- IATA: none; ICAO: LTBK;

Summary
- Airport type: Military
- Owner: Turkish Air Force
- Operator: Air Force Training Command
- Location: İzmir, Turkey
- Elevation AMSL: 132 m / 433 ft
- Coordinates: 38°19′08.78″N 27°09′33.67″E﻿ / ﻿38.3191056°N 27.1593528°E

Map
- Gaziemeir Location of airport in Turkey

Runways
| Direction | Length |  | Surface |
| m | ft |
| 17/35 | 1,357 | 4,453 | Asphalt |
- Source: DAFIF

= Gaziemir Air Base =

Gaziemir Air Base (Gaziemir Hava Üssü, ) is an airbase of the Turkish Air Force 10 km south of İzmir, Turkey. It is owned by the Turkish Air Force and operated by the Air Force Training Command.
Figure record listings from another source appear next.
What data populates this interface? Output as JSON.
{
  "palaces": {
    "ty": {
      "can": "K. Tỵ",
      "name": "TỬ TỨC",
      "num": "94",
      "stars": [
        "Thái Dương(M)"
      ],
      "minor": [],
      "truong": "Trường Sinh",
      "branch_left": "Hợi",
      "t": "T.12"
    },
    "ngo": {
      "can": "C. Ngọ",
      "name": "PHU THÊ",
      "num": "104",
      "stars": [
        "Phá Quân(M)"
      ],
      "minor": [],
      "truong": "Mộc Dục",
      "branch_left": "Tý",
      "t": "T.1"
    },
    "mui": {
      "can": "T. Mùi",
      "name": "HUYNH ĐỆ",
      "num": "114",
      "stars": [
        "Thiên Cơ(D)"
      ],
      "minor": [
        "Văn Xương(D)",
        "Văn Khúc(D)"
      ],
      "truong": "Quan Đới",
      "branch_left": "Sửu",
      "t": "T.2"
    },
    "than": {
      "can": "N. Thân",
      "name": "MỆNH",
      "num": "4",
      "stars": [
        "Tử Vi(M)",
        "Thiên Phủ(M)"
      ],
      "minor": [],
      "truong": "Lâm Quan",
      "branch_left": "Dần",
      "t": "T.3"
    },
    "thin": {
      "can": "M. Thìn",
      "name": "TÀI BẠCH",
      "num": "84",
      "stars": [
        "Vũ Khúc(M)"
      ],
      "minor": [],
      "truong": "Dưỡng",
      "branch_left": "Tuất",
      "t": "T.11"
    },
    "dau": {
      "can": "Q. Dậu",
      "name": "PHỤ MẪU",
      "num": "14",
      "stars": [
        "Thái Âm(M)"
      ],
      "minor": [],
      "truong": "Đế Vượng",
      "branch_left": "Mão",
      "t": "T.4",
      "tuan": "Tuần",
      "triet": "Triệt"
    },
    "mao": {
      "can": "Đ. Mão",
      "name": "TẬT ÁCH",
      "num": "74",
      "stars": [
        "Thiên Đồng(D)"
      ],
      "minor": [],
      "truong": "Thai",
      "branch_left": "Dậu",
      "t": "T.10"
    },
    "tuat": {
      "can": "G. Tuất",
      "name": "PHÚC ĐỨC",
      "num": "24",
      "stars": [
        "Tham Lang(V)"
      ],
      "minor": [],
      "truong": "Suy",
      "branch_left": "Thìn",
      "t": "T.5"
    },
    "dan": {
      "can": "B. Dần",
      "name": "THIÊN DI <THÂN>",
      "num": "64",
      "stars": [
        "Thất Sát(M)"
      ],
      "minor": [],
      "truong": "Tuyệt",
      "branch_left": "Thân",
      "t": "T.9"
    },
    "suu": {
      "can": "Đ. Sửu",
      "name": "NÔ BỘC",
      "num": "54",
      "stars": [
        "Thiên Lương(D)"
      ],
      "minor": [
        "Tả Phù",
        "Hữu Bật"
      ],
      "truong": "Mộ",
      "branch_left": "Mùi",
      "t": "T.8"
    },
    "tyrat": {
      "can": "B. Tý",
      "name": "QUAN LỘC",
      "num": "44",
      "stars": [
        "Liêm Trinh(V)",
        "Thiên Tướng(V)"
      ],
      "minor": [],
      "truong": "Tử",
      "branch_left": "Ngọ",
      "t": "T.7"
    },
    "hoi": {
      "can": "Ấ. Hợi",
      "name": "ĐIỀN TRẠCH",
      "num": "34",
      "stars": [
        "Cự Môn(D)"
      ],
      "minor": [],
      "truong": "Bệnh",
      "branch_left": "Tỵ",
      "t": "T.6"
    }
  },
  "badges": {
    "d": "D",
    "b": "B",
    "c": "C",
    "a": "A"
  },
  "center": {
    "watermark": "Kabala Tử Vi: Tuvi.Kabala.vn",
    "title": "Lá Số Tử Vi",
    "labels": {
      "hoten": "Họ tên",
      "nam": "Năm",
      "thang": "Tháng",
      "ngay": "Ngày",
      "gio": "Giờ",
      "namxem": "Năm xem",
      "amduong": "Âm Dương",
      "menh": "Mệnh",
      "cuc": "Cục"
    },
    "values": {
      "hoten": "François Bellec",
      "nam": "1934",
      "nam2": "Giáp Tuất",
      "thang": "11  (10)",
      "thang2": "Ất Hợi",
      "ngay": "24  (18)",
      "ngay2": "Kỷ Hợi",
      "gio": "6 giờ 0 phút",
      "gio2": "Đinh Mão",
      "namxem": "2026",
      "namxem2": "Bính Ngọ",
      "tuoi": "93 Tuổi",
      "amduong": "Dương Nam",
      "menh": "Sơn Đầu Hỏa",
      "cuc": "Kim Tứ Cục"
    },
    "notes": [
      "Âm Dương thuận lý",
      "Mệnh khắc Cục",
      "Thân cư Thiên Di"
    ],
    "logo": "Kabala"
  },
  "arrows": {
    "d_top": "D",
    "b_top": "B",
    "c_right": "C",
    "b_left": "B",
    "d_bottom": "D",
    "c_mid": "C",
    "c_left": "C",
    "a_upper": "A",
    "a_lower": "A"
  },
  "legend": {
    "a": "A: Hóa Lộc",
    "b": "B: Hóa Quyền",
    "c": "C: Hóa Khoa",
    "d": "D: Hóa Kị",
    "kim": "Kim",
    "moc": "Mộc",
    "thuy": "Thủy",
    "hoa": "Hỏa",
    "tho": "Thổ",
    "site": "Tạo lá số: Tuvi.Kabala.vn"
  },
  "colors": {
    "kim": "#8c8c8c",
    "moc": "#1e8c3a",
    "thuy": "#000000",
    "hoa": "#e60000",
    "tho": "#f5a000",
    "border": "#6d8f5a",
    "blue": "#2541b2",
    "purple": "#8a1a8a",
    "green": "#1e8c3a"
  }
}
The airport is at an elevation of 132 m above mean sea level. It has one runway in north–south direction, designated 17/35, with an asphalt surface measuring 1357 m.

The air base is the headquarters of the Air Force Training Command and hosts the training wing's 203rd Search and Rescue Squadron (Ege) with its CASA CN-235M-100 aircraft.

The foreign-language school (Hava Lisan Okulu Komutanlığı) of the Air Force is at the Gaziemir Air Base.